Во всем доме оставались только Гюла и дети.
Мужчины дрались, а женщины жались к близким в это смутное время. Только старый глухой чабан Раю шатался по двору, это вносило некоторое успокоение. Его, казалось, никто и не замечал, но все-таки присутствие живого человека уменьшало страх и заставляло женщину верить, что она все еще хозяйка в этом доме.
Высокие сторожевые башни конака одиноко торчали в синем небе, широкие галлереи были пусты, а внизу, в большой комнате, сидела, съежившись, Гюла и вслушивалась в трескотню ружей. Трое детей как птенцы жались к ней, заразившись ее страхом.
— Мама, — плакал Сеинчо, прижимаясь к ней, — где папка? Отчего ты плачешь?
Мать плакала. Не о себе — о Мехмеде, об этих малых детях, словно она хоронила их, словно в ее женском предчувствии они уже были мертвы.
Снаружи послышался конский топот. Стукнула дверь, и вошел Мехмед Синап.
— Что это? Храни тебя аллах! Чего ты расплакалась?
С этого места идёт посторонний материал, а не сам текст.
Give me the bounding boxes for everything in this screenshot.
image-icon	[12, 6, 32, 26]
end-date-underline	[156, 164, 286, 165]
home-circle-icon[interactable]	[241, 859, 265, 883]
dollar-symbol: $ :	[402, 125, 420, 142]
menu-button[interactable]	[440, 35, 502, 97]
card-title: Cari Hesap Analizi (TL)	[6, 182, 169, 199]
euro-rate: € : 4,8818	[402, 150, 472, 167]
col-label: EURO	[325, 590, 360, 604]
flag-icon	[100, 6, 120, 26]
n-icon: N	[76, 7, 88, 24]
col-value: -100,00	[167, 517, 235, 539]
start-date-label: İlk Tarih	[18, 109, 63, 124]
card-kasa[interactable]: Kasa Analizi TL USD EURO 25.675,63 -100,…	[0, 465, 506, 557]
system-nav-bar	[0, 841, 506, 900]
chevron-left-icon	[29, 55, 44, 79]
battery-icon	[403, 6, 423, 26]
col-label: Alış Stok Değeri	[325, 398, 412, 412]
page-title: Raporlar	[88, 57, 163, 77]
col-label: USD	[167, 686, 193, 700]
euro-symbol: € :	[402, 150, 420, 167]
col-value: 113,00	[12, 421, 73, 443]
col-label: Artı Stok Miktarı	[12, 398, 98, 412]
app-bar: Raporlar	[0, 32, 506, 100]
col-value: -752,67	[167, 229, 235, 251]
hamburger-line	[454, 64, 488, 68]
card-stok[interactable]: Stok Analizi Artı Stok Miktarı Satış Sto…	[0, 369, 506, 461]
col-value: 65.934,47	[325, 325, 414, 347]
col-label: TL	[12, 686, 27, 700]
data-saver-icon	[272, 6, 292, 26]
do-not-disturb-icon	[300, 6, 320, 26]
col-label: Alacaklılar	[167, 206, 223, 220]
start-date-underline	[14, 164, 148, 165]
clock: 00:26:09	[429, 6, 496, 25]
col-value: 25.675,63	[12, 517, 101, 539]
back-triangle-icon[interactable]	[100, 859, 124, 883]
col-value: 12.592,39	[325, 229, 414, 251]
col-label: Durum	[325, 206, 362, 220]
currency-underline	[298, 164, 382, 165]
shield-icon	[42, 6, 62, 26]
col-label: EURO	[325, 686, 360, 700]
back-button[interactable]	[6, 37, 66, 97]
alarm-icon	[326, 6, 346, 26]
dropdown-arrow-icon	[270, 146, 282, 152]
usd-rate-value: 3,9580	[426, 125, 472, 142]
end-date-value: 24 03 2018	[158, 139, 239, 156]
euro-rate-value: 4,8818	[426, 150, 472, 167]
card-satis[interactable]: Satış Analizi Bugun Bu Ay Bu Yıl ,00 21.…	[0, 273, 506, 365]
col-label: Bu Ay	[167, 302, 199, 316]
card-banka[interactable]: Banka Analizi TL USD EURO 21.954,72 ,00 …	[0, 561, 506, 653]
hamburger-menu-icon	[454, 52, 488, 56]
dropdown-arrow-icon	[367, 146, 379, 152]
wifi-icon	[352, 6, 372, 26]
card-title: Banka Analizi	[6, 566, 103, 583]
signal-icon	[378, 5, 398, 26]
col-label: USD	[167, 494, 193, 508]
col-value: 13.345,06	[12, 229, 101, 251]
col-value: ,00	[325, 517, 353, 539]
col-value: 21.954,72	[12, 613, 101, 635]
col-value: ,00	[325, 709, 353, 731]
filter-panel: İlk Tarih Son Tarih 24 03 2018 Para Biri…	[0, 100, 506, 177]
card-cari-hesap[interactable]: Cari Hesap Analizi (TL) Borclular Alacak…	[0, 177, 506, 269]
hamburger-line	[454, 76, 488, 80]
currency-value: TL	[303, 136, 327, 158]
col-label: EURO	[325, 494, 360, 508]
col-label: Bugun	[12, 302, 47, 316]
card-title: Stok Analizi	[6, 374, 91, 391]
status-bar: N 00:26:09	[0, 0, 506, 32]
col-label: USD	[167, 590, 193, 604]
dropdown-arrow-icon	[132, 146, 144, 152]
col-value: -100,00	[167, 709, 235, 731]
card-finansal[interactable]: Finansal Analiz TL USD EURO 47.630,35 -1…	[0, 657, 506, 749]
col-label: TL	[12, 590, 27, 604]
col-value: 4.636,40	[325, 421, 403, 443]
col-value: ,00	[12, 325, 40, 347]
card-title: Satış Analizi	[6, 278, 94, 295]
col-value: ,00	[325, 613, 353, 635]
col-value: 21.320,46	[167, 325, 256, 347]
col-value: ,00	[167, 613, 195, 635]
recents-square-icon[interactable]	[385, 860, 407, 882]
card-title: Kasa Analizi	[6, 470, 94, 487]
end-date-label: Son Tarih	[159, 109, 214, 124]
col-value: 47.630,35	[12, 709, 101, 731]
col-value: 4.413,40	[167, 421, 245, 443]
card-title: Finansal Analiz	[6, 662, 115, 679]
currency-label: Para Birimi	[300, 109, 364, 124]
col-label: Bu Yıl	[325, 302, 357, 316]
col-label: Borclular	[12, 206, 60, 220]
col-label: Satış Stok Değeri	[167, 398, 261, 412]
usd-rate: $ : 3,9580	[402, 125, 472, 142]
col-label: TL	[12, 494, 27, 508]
— Мехмед! Мехмед! — кричала обезумевшая женщина. — Дети мои, Мехмед! Ничего не требую от тебя, только детей моих защити!
— Несчастная! — не выдержал Синап. — Разве только у тебя дети? Разве у тех людей нет жен, детей? Разве они хнычут, как ты? — И добавил: — Ничего страшного! Пройдет и эта беда...
Машинально Синап сел, целиком поглощенный мыслью о битве; его широкий лоб, покрытый прядями мокрых волос, прорезан морщинами, и от внимания Гюлы не ускользнула глубокая усталость, затаенная в глазах и во всех его движениях. У него был вид человека, готового защищаться до последней крайности, но в сердце которого уже закрадывается червь сомнения.
— Ничего страшного... Не бойся... Через день-два все кончится... Ты, Гюла, странная какая-то... Испугалась, словно ты жена не Синапа, а какого-нибудь цыгана!